Besides the tariff war, China is bracing to face strategic competition with the US under Trump, especially over Taiwan, the South China Sea and the Indo-Pacific.

Also, there is lingering concern here over the emerging rapprochement between Trump and Russian President Vladimir Putin over ending the Ukraine war.

President Xi Jinping shared a close alliance with Putin built over the years to ward off threats from the US and its allies.

Putin dispatched his top security official Sergei Shoigu on March 1 to brief Xi about Moscow’s current talks with Washington to end the Ukraine war.

In his talk with Shoigu, Xi underlined the need to carry on the core spirit governing China-Russia relations in the new era featuring lasting good-neighbourliness, comprehensive strategic coordination, and mutually beneficial cooperation for win-win results.
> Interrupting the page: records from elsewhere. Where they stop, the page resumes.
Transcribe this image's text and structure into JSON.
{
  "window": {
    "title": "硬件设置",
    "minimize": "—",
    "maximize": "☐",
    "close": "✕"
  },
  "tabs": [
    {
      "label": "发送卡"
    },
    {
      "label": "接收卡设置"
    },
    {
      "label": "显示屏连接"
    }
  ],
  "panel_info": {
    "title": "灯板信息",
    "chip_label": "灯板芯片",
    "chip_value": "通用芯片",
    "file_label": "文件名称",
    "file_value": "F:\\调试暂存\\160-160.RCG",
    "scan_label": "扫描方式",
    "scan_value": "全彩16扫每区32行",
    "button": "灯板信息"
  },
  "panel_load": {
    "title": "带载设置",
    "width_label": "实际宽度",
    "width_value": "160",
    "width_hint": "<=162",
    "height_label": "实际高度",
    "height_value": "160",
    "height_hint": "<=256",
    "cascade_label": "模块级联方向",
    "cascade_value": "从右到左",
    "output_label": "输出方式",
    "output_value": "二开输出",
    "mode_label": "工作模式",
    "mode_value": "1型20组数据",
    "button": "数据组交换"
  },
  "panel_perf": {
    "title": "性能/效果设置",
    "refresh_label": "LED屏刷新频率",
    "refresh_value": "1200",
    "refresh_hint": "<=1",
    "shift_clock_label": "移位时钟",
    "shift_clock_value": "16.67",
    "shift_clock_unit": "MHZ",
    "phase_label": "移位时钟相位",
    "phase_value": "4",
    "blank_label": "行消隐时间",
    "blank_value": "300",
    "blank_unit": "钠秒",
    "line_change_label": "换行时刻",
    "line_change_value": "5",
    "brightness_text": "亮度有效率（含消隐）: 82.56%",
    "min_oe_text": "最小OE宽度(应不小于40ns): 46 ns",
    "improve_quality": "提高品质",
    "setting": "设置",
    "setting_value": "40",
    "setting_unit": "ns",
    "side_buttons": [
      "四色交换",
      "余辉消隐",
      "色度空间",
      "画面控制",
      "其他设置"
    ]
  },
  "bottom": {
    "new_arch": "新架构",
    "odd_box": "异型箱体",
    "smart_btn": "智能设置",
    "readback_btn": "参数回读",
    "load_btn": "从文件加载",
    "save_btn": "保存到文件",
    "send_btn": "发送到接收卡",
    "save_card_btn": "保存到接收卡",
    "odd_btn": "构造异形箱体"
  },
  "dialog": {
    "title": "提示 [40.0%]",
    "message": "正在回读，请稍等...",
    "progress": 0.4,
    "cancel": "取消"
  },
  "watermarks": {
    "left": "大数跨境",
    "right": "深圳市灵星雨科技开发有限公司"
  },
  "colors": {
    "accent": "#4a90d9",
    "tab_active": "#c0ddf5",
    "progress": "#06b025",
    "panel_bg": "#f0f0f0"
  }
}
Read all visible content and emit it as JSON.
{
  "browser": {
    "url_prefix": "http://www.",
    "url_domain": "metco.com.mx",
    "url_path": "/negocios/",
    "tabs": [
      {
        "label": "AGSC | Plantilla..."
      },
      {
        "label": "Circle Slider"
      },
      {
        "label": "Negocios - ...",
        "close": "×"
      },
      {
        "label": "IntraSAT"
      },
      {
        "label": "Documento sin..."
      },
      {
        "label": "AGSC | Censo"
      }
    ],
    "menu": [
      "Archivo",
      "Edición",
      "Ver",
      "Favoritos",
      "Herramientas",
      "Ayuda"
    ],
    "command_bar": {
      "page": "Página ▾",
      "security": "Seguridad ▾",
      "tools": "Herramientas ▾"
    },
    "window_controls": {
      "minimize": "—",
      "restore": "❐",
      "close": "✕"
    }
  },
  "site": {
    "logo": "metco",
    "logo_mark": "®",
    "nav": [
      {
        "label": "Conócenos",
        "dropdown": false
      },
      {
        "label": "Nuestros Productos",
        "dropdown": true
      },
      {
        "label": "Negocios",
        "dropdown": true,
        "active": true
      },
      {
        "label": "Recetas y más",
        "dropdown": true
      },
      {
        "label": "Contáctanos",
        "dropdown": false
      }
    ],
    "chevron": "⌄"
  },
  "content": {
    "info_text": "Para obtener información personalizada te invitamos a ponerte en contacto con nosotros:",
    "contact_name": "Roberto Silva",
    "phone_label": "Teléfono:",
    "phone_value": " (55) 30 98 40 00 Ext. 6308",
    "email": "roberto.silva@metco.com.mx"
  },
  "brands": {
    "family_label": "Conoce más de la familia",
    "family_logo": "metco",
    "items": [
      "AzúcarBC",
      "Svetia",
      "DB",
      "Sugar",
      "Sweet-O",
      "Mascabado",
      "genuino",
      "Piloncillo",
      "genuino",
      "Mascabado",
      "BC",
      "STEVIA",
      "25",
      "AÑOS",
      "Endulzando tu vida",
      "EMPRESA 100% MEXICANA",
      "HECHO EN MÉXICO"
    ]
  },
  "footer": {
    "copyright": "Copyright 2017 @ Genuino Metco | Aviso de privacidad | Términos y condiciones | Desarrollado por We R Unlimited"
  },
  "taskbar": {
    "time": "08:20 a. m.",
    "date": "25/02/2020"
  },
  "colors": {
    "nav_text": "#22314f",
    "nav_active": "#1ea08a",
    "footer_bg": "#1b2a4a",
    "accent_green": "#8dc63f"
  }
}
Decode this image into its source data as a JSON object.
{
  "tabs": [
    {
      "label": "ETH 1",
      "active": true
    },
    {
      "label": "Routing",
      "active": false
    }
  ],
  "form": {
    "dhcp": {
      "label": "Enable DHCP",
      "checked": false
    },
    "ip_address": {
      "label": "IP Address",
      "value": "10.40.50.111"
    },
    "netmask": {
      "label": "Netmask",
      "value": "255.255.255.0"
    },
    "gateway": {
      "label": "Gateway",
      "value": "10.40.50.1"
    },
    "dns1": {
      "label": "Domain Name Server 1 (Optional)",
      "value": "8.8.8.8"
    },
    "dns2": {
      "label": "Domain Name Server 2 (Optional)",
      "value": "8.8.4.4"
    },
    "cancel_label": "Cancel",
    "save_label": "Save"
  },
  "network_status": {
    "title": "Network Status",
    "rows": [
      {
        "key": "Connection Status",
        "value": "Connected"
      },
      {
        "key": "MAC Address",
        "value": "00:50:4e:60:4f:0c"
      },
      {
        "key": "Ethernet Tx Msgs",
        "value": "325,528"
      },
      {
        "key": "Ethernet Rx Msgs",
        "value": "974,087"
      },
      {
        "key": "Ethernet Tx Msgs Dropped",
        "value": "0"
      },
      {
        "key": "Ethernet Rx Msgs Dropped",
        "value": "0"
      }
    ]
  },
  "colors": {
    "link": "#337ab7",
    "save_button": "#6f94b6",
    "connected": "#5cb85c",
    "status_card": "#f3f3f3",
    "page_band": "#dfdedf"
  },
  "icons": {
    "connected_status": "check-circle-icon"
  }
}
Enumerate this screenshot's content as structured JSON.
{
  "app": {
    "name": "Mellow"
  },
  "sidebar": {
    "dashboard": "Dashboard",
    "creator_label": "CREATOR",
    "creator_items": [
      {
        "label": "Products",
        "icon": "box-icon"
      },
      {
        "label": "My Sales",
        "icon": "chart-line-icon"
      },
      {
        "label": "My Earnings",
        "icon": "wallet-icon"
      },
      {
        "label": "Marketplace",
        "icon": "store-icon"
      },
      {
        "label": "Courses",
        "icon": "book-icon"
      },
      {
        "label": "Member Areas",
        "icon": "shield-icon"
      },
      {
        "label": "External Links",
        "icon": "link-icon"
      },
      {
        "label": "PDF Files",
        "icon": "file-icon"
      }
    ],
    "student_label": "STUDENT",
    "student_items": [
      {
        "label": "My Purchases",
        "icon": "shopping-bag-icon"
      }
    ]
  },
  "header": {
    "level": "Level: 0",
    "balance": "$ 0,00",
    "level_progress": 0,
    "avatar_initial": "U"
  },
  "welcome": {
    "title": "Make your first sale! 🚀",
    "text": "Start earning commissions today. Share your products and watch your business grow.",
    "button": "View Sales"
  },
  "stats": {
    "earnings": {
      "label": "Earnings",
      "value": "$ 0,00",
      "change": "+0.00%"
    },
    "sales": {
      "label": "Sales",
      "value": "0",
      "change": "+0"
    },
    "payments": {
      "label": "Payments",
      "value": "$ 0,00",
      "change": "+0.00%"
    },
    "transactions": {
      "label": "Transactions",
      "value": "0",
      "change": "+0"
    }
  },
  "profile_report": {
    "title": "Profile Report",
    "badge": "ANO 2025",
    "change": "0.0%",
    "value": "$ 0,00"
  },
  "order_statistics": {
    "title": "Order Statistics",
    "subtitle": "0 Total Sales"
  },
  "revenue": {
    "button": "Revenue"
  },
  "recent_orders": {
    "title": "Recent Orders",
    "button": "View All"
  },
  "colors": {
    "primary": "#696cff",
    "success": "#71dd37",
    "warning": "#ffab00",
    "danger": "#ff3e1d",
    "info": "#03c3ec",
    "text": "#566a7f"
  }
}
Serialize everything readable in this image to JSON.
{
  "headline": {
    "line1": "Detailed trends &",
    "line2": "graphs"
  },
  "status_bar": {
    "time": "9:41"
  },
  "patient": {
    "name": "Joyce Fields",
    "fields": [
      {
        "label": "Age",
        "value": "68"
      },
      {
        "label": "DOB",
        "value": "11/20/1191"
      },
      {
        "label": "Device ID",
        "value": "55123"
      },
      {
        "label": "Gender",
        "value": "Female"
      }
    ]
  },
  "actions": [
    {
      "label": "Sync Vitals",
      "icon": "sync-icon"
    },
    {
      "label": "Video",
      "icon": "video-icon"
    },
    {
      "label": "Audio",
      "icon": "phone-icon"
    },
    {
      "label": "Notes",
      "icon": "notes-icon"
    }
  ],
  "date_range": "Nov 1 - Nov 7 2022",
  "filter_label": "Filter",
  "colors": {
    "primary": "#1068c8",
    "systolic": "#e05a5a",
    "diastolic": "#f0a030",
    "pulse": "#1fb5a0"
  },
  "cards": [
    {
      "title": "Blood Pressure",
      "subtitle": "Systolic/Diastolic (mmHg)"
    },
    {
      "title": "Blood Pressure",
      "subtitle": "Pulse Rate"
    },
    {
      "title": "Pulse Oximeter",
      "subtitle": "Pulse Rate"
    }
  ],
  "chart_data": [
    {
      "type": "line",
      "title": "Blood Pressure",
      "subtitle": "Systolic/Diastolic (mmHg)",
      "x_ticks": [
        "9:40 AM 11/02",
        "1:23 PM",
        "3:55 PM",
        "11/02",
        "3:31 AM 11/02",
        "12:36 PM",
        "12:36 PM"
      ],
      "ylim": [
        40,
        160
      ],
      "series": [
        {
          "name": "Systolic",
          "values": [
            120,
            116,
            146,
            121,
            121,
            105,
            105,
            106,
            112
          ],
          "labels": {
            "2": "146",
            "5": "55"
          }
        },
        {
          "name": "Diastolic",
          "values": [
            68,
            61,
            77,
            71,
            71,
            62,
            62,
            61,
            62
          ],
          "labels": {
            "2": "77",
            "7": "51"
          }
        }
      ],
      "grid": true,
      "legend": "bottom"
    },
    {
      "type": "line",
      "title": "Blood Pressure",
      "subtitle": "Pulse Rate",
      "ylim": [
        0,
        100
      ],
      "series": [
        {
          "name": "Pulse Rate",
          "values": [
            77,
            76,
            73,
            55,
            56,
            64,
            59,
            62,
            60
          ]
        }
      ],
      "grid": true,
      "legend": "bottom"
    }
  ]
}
Ahead of the parliament session, a report here warned that China’s wealthiest individuals continue to get richer, widening the economic inequalities in the country notwithstanding the income gap among the population.

The combined wealth of the 5.12 million families in China with over six million yuan (USD 824,000) in assets was stated to be about 150 trillion yuan (over USD seven trillion) in 2024, a report published by the Hurun Research Institute said.

Of this wealthiest, 130,000 families accounted for 58 per cent in 2024 which is up from 56 per cent a year earlier, the report said.

In a bid to boost the sagging economy, President Xi on Feb 17 held a rare meeting with the country’s top corporate leaders, including e-commerce giant Alibaba founder Jack Ma, and urged them to unleash their talents to shore up sagging business confidence in the country to reverse the economic slowdown.

Xi’s meeting with leaders of the top corporate houses came amid a severe ebb in private sector morale prompted by a volatile mix of economic issues, including heightened geopolitical tensions with the US and harsh regulatory crackdowns on some of the country’s business firms.